Interesse Público

Federalismo administrativo, processo e experimentação

Autor

  • Paulo Modesto

    é professor da Faculdade de Direito da Universidade Federal da Bahia (UFBA) presidente do Instituto Brasileiro de Direito Público membro do Ministério Público da Bahia da Academia de Letras Jurídicas da Bahia e do Observatório da Jurisdição Constitucional da Bahia.

8 de dezembro de 2022, 8h00

O Estado federal é estado pluriconstitucional, caracterizado pela coordenação necessária e indissolúvel entre as diversas ordens jurídicas parciais e entre estas e a ordem jurídica nacional. A federação, além de cláusula pétrea (artigo 60, §4, I, CF), é princípio estruturante, pois seu conteúdo encerra deveres de lealdade federativa e deveres de entrosamento harmônico e responsável de competências administrativas de execução e de formulação de políticas públicas, competências jurisdicionais, competências financeiras e competências políticas. Estado federal é Estado plurilegislativo, pluriadministrativo e plurijurisdicional. 

Spacca
A Federação não é totalidade simétrica, mas unidade composta por simetrias e assimetrias, elo formado por unidades autônomas que não são isoladas e sim interdependentes, com feições distintas, sendo essa uma das causas para a variedade das ordens jurídicas federais reais, moldadas de modo histórico-concreto e não puramente ideal. Basta lembrar que entre nós o legislativo da União é bicameral e dos estados e municípios é unicameral, dado que deve repercutir inclusive no processo de aprovação de emendas das normas constitucionais subnacionais.[1] Os municípios não possuem organização judiciária própria, ou Ministério Público, ou Defensoria. O Estado federal brasileiro possui contornos concretos específicos vinculados à sua evolução. Por igual, o federalismo administrativo brasileiro guarda as marcas de sua história.

Desde a implantação da Federação, o processo administrativo no Brasil desenvolveu-se como uma das faces da autonomia administrativa dos entes políticos integrantes da Federação. Legislar sobre processo administrativo, ao menos nos tempos de normalidade institucional, nunca foi objeto de competência privativa da União, tendo sido considerado inerente à autoadministração de cada unidade federativa a possibilidade de definir o modo de atuação dos seus órgãos administrativos próprios e as formas de relacionamento destes com outros órgãos públicos e com os cidadãos, observada a Constituição (artigo 25, da CF, e artigo 11, do ADCT).

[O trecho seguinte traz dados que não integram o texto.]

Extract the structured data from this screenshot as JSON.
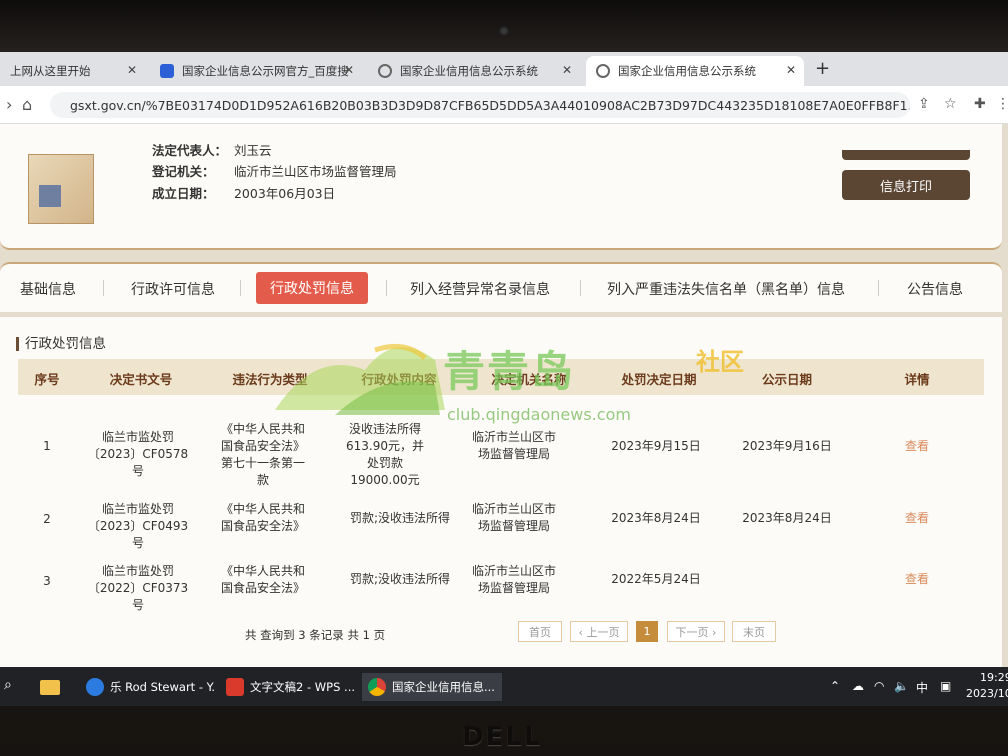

Processos disciplinares, processos de concessão de vantagens, processos de coordenação de interesse, processos de certificação e autorização próprios, processos de condicionamento de direitos os mais variados — matérias sobre as quais os estados e municípios legislam consideradas as suas competências, ressalvadas apenas as matérias explicitamente destacadas na Constituição (v.g. desapropriação, artigo 22, II, da CF; requisições civis e militares, em casos de iminente perigo e em tempo de guerra, artigo 22, III, da CF; trânsito e transporte, artigo 22, XI, da CF; normas gerais de licitação e contratação, artigo 22, XXVII, da CF, entre outros). A previsão enumerada dessas ressalvas constitucionais não faria sentido lógico se houvesse a admissão abrangente da competência privativa da União para legislar sobre processo administrativo.

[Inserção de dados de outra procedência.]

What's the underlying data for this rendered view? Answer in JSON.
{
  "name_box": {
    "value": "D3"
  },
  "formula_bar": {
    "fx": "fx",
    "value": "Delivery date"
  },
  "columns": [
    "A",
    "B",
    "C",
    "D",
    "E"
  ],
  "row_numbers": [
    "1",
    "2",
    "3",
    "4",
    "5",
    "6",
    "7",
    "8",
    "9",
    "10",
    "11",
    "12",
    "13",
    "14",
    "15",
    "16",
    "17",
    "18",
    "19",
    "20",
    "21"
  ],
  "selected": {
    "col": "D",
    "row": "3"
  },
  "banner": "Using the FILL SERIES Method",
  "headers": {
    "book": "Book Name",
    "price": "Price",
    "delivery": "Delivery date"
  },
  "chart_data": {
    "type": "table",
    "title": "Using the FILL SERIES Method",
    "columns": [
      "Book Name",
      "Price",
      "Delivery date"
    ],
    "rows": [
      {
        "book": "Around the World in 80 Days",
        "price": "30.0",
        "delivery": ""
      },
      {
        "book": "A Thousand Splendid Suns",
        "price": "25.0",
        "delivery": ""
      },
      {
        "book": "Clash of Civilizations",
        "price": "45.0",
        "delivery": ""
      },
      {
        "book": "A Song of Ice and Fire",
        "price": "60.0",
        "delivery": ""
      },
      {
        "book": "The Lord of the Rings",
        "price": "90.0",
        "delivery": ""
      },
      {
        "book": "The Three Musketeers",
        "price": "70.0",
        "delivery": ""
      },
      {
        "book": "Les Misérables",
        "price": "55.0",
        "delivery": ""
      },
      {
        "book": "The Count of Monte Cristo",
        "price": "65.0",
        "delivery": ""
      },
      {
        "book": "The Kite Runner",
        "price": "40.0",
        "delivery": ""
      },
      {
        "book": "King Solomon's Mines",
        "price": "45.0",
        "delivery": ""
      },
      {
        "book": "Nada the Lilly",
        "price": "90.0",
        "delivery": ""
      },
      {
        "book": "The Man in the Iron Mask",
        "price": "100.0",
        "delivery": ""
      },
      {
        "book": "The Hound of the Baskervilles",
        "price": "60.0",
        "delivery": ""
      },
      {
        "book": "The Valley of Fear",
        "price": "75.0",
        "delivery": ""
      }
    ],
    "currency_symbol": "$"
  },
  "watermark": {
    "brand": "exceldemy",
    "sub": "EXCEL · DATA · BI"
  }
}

Essas e outras razões explicam a válida subsistência entre nós da interpretação restritiva do artigo 22, I, da Constituição, que limita a competência privativa da União para legislar sobre "direito processual" ao processo civil, penal, trabalhista e eleitoral. Por óbvio, preservada a autonomia administrativa da própria União, cabe a ela disciplinar o processo administrativo federal, mas não legislar sobre prazos, procedimentos, coordenação orgânica, recursos administrativos ou legitimados para o processo administrativo com eficácia nacional abrangente, de modo a alcançar as demais unidades da Federação. Essa orientação é antiga, tendo o clássico Pontes de Miranda ensinado que "se o direito material é da competência do Estado-membro, o direito processual para realizá-lo também o é" [2]. Como é notório, é reconhecido no federalismo brasileiro a competência aos estados, ao Distrito Federal e aos municípios para dispor sobre o direito administrativo no âmbito de suas competências, com expressas ressalvas constitucionais.

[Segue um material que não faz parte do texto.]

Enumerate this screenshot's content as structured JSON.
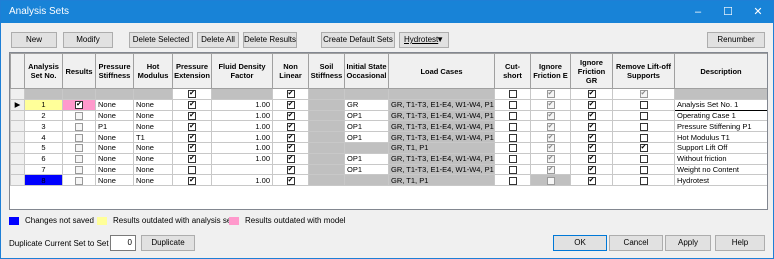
{
  "window": {
    "title": "Analysis Sets",
    "minimize": "–",
    "maximize": "☐",
    "close": "✕"
  },
  "toolbar": {
    "new": "New",
    "modify": "Modify",
    "delete_selected": "Delete Selected",
    "delete_all": "Delete All",
    "delete_results": "Delete Results",
    "create_default_sets": "Create Default Sets",
    "hydrotest": "Hydrotest",
    "renumber": "Renumber"
  },
  "columns": [
    "",
    "Analysis Set No.",
    "Results",
    "Pressure Stiffness",
    "Hot Modulus",
    "Pressure Extension",
    "Fluid Density Factor",
    "Non Linear",
    "Soil Stiffness",
    "Initial State Occasional",
    "Load Cases",
    "Cut-short",
    "Ignore Friction E",
    "Ignore Friction GR",
    "Remove Lift-off Supports",
    "Description"
  ],
  "rows": [
    {
      "set": "1",
      "results": true,
      "ps": "None",
      "hm": "None",
      "pe": true,
      "fdf": "1.00",
      "nl": true,
      "init": "GR",
      "lc": "GR, T1-T3, E1-E4, W1-W4, P1-P",
      "cs": false,
      "ife": true,
      "ifg": true,
      "rlo": false,
      "desc": "Analysis Set No. 1"
    },
    {
      "set": "2",
      "results": false,
      "ps": "None",
      "hm": "None",
      "pe": true,
      "fdf": "1.00",
      "nl": true,
      "init": "OP1",
      "lc": "GR, T1-T3, E1-E4, W1-W4, P1-P",
      "cs": false,
      "ife": true,
      "ifg": true,
      "rlo": false,
      "desc": "Operating Case 1"
    },
    {
      "set": "3",
      "results": false,
      "ps": "P1",
      "hm": "None",
      "pe": true,
      "fdf": "1.00",
      "nl": true,
      "init": "OP1",
      "lc": "GR, T1-T3, E1-E4, W1-W4, P1-P",
      "cs": false,
      "ife": true,
      "ifg": true,
      "rlo": false,
      "desc": "Pressure Stiffening P1"
    },
    {
      "set": "4",
      "results": false,
      "ps": "None",
      "hm": "T1",
      "pe": true,
      "fdf": "1.00",
      "nl": true,
      "init": "OP1",
      "lc": "GR, T1-T3, E1-E4, W1-W4, P1-P",
      "cs": false,
      "ife": true,
      "ifg": true,
      "rlo": false,
      "desc": "Hot Modulus T1"
    },
    {
      "set": "5",
      "results": false,
      "ps": "None",
      "hm": "None",
      "pe": true,
      "fdf": "1.00",
      "nl": true,
      "init": "",
      "lc": "GR, T1, P1",
      "cs": false,
      "ife": true,
      "ifg": true,
      "rlo": true,
      "desc": "Support Lift Off"
    },
    {
      "set": "6",
      "results": false,
      "ps": "None",
      "hm": "None",
      "pe": true,
      "fdf": "1.00",
      "nl": true,
      "init": "OP1",
      "lc": "GR, T1-T3, E1-E4, W1-W4, P1-P",
      "cs": false,
      "ife": true,
      "ifg": true,
      "rlo": false,
      "desc": "Without friction"
    },
    {
      "set": "7",
      "results": false,
      "ps": "None",
      "hm": "None",
      "pe": false,
      "fdf": "",
      "nl": true,
      "init": "OP1",
      "lc": "GR, T1-T3, E1-E4, W1-W4, P1-P",
      "cs": false,
      "ife": true,
      "ifg": true,
      "rlo": false,
      "desc": "Weight no Content"
    },
    {
      "set": "8",
      "results": false,
      "ps": "None",
      "hm": "None",
      "pe": true,
      "fdf": "1.00",
      "nl": true,
      "init": "",
      "lc": "GR, T1, P1",
      "cs": false,
      "ife": false,
      "ifg": true,
      "rlo": false,
      "desc": "Hydrotest"
    }
  ],
  "legend": {
    "not_saved": "Changes not saved",
    "outdated_set": "Results outdated with analysis set",
    "outdated_model": "Results outdated with model",
    "color_blue": "#0000ff",
    "color_yellow": "#ffff99",
    "color_pink": "#ff99cc"
  },
  "bottom": {
    "duplicate_label": "Duplicate Current Set to Set #",
    "duplicate_value": "0",
    "duplicate_button": "Duplicate",
    "ok": "OK",
    "cancel": "Cancel",
    "apply": "Apply",
    "help": "Help"
  }
}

Saliente-se que mesmo nos processos judiciais tem-se hoje forte tendência a ampliar as competências dos Estados-membros, não apenas para legislar concorrentemente sobre "procedimentos em matéria processual" (artigo 24, XI, da CF), como também sobre a organização judiciária própria, a distribuição de competências dos órgãos jurisdicionais locais e a disciplina de ações constitucionais típicas estaduais (ex. regime próprio das ADI's  estaduais). Essa ampliação tem sido considerada, pelo Supremo Tribunal Federal, base para a "experimentação processual", com adoção de soluções adequadas às realidades das jurisdições locais. É o que se extrai, por exemplo, do julgamento pelo qual foi declarada constitucional a lei carioca que disciplinou a homologação judicial do acordo alimentar, com participação da Defensoria Pública:

"O estado do Rio de Janeiro disciplinou a homologação judicial de acordo alimentar nos casos específicos em que há participação da Defensoria Pública, não estabelecendo novo processo, mas a forma como este será executado. Lei sobre procedimento em matéria processual. A prerrogativa de legislar sobre procedimentos possui o condão de transformar os Estados em verdadeiros 'laboratórios legislativos'. Ao conceder-se aos entes federados o poder de regular o procedimento de uma matéria, baseando-se em peculiaridades próprias, está a possibilitar-se que novas e exitosas experiências sejam formuladas. Os estados passam a ser partícipes importantes no desenvolvimento do direito nacional e a atuar ativamente na construção de possíveis experiências que poderão ser adotadas por outros entes ou em todo território federal. Desjudicialização. A vertente extrajudicial da assistência jurídica prestada pela Defensoria Pública permite a orientação (informação em direito), a realização de mediações, conciliações e arbitragem (resolução alternativa de litígios), entre outros serviços, evitando, muitas vezes, a propositura de ações judiciais. Ação direta julgada improcedente." [STF, ADI 2.922, rel. min. Gilmar Mendes, j. 3-4-2014, P, DJE de 30-10-2014.]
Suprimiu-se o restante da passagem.